Swiss professor Riccardo Bocco, a professor of anthropology and sociology for the Graduate Institute in Geneva, claimed Israel had an economic motive in killing Gaza civilians during Operation Protective Edge during a lecture he held at "Peace Week," an event held by the Geneva Peace Building Platform. According to Bocco's claims, the security industry used Gaza as a field experiment and reaped a $7 billion profit as a result.
"The killing of Palestinian civilians in the Gaza Strip during Operation Protective Edge had a clear economic motive – the Israeli security industries are the ones who prospered from Protective Edge," said Bocco.

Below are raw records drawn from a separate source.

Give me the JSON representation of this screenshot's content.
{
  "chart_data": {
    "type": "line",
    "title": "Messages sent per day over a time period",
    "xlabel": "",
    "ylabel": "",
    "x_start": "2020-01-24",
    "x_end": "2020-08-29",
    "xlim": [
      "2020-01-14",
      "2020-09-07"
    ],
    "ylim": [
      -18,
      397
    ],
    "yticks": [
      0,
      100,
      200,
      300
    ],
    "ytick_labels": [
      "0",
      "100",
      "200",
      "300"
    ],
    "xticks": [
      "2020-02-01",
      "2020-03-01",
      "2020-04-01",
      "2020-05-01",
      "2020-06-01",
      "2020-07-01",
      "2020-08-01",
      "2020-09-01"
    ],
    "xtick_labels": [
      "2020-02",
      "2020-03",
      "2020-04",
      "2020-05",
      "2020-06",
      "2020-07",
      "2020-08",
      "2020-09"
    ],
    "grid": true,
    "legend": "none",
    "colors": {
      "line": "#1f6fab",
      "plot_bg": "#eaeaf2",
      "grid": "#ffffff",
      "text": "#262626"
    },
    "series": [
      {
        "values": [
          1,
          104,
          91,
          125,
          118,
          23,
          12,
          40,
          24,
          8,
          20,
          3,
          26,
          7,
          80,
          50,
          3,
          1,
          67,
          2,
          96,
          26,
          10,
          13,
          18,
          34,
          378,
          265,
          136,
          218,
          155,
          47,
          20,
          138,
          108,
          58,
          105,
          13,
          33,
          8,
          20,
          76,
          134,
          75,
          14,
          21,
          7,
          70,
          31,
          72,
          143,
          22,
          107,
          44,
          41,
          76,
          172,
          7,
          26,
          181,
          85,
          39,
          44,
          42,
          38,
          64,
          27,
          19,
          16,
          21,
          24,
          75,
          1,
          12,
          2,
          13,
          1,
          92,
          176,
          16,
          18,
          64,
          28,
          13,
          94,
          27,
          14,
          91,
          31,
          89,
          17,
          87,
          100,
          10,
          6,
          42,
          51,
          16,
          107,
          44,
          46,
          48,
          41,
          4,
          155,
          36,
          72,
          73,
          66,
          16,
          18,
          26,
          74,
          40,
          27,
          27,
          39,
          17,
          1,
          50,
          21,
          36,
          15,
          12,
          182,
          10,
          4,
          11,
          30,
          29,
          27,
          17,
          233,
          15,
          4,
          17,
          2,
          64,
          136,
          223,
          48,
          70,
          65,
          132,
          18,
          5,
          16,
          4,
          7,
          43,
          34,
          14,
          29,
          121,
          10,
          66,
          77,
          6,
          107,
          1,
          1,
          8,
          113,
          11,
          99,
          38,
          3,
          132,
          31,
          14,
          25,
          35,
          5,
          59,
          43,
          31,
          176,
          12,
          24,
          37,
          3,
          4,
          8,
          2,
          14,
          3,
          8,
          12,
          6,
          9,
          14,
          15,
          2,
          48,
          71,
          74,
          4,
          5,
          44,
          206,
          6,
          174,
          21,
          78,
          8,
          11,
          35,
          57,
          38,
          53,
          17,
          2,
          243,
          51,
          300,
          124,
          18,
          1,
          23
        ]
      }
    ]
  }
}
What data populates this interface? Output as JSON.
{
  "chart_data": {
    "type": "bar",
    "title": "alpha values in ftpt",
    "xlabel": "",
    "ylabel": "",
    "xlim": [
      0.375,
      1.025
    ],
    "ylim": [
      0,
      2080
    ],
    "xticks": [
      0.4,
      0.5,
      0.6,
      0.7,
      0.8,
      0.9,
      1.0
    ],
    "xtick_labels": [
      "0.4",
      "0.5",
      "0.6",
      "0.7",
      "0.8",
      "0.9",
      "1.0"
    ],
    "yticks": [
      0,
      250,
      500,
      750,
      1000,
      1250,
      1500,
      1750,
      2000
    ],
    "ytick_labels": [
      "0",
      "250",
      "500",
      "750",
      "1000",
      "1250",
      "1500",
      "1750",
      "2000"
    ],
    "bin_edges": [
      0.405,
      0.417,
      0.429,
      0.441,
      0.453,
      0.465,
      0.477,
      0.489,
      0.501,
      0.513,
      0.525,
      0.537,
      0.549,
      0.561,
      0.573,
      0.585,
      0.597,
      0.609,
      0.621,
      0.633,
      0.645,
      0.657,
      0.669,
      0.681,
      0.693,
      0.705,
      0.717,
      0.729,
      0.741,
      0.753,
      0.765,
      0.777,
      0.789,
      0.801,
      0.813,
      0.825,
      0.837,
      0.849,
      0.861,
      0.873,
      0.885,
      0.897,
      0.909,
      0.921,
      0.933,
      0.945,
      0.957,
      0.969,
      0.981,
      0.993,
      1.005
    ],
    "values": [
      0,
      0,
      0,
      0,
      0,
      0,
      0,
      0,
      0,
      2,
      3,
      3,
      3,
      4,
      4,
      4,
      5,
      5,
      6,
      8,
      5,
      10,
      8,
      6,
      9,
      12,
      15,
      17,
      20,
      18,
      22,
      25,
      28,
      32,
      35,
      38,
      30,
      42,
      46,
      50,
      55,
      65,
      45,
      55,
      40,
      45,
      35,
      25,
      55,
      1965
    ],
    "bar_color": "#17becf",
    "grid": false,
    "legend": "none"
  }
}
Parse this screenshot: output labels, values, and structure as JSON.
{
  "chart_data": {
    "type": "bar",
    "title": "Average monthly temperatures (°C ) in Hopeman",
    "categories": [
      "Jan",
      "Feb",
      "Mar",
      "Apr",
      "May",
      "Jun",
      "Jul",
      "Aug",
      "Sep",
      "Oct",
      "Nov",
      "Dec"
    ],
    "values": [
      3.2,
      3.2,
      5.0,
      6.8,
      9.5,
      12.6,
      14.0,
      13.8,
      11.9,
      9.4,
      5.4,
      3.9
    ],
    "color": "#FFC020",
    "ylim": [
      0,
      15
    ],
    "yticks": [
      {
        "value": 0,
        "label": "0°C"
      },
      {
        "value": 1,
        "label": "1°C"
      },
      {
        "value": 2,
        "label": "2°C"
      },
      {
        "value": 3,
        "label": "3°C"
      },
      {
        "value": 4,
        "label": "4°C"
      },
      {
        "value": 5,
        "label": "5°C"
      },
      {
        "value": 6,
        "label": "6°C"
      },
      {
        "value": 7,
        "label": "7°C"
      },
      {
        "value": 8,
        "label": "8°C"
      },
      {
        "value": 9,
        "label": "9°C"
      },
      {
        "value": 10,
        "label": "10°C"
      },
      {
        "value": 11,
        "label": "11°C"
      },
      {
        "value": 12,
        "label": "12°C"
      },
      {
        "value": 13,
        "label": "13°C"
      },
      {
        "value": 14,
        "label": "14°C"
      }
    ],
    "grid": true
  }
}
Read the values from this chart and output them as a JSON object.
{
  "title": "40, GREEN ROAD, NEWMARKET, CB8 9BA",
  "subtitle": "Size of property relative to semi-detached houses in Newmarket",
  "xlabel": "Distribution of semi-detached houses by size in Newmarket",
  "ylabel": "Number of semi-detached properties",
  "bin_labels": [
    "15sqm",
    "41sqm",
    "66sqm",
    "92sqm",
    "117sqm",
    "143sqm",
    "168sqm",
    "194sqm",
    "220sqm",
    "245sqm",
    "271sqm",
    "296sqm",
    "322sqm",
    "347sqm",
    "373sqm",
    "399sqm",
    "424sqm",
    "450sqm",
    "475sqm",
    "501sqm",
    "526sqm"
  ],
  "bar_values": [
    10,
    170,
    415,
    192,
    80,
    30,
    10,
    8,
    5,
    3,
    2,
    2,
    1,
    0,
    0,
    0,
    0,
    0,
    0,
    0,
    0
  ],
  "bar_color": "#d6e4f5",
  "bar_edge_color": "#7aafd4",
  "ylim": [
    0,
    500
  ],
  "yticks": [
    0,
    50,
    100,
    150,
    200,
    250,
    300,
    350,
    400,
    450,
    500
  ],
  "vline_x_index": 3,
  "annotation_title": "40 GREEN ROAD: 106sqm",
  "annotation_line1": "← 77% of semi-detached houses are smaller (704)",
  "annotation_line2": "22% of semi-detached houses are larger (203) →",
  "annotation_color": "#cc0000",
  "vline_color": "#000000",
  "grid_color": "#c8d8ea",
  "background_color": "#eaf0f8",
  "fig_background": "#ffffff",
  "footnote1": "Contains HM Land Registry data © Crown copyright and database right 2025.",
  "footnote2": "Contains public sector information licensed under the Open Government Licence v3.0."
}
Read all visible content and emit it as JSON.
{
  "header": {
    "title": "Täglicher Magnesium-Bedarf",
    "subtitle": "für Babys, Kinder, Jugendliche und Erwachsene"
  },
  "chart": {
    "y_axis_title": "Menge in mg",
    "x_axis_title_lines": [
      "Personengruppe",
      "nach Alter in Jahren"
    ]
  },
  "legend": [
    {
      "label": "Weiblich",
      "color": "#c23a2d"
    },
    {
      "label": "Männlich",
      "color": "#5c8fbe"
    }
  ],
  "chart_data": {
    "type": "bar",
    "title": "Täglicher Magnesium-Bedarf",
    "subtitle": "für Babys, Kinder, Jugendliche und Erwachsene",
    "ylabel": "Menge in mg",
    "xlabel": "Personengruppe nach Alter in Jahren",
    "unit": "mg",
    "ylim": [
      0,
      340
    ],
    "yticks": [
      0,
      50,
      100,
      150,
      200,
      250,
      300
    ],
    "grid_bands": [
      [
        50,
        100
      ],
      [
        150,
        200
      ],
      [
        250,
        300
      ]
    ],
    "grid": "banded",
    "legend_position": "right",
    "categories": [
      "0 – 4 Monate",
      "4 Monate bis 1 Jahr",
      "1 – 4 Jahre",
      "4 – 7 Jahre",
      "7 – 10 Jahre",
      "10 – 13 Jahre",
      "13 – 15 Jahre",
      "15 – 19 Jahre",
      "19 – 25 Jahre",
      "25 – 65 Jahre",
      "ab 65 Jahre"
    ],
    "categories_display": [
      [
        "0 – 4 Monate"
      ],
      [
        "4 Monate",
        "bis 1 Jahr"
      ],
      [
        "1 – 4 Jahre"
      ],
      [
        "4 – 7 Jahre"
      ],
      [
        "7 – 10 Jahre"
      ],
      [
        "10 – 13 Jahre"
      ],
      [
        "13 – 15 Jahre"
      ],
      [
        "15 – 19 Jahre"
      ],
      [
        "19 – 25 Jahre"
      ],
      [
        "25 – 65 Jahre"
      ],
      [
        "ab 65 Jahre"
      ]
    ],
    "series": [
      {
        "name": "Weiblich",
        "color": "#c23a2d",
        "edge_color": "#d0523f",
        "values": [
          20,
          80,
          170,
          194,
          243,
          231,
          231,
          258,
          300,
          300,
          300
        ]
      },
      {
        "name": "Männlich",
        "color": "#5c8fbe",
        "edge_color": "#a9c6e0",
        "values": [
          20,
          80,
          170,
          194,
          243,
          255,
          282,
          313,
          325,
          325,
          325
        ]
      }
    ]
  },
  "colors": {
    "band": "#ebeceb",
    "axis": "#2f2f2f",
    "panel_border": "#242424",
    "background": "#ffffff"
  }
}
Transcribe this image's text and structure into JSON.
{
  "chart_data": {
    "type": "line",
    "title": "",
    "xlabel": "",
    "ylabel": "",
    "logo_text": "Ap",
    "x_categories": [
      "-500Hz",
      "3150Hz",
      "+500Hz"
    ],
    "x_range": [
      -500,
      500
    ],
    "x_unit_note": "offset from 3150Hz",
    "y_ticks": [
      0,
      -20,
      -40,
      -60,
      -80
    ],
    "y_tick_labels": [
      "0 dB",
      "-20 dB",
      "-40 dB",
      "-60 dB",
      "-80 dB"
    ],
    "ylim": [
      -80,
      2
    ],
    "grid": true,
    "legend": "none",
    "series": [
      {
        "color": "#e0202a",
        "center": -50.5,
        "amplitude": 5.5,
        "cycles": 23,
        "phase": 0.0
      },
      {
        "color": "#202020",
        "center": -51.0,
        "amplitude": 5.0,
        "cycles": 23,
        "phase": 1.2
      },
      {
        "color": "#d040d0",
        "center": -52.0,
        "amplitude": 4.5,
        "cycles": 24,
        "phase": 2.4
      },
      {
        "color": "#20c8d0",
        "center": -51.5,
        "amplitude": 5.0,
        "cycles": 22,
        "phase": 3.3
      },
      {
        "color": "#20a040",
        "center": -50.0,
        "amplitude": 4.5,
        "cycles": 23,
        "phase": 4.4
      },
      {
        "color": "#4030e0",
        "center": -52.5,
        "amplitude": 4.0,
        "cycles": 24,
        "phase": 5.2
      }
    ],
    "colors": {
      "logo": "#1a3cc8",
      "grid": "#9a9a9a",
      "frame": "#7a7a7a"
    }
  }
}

Bocco's lecture was recorded by an Israeli representative at the conference, and a report was handed over to the Foreign Ministry in Jerusalem as part of a mission to track anti-Israel activities with an emphasis on those which receive sponsorship from international and academic institutions.
The said event went under the title "Geneva Peace Week" and included lectures by several other professors.
"An academic degree never constitutes a guarantee of decency," the Foreign Ministry said in response.
"The Foreign Ministry fights and will continue to fight all of those who take advantage of their position as academics in order to slander Israel. It is unfortunate to see that the UN and well-known academic organizations sponsor debates and seminars that promote incitement and violence rather than peace."
Professor Bocco has been a faculty member at Geneva's Graduate Institute of International Studies since 1986, and heads Palestinian research at the academic institution whose graduates include former secretary general of the UN Kofi Annan and award-winning Israeli historian Shaul Friedlander, who also taught at the institute and now teaches at UCLA.
The Foreign Ministry said that the lecture was a one-sided indictment against Israel.
Bocco allegedly completely ignored Hamas as a source of the fighting, withheld himself from categorizing the actions of the Palestinian organizations as "terror," and did not mention the kidnapping and murder of the three Israeli teenagers Eyal Yifrach, Naftali Frenkel and Gil-Ad Shaer.
According to the Foreign Ministry, Bocco did not mention the massive launching of rockets by Hamas into Israeli population centers and the violations of the cease-fire by Hamas.
Instead, Bocco described the Palestinian civilian casualties as the product of a deliberate strategy: "Israel has a well-planned, deliberate strategy on how to profit from political, social and economic damage directed at Palestinian civilians."
After naming the number of casualties –"the minority of which were involved in the fighting," according to Bocco – the injured and displaced Gazans, and the damaged homes, the professor stated that the purpose of the entire operation was to put pressure on the people of Gaza to support the Palestinian Authority instead of Hamas.
"The message to the Palestinians was clear. The continued support of Hamas will bring them harm," the professor said.
Bocco added that Israel intentionally avoided hurting Palestinian leaders in order to present them as having immunity, compared to the severe damage to the civilian population.
Bocco claimed Israel deliberately bombed big factories in the Strip belonging to wealthy families that have good ties with Israel in order to apply pressure on the economic elite to take action against Hamas.
The professor criticized the use of new technology by the IDF, especially the use of drones, and claimed that it is used to dehumanize the enemy and change the perception of the soldiers, so that they hurt the enemy as though the fighting were a video game.
Bocco also claimed that most of Israel's prime ministers, who were formally senior officers in the IDF, have "hands covered in Palestinian blood."
Professor Bocco said that the fighting in Gaza has helped promote the image of Netanyahu as a leader with a "positive" track record. He also claimed that the fighting enhanced fundamentalist religious processes in the IDF and read the letter that the Givati Brigade Commander had read to his fighters before they entered Gaza. According to Bocco, the commander told the soldiers they were fighting for God and the Jewish religion.
According to the Israeli representative present at the conference, not one of the 300 people in the audience challenged Bocco's remarks or asked difficult questions, and at the end of the lecture he was rewarded with a large round of applause.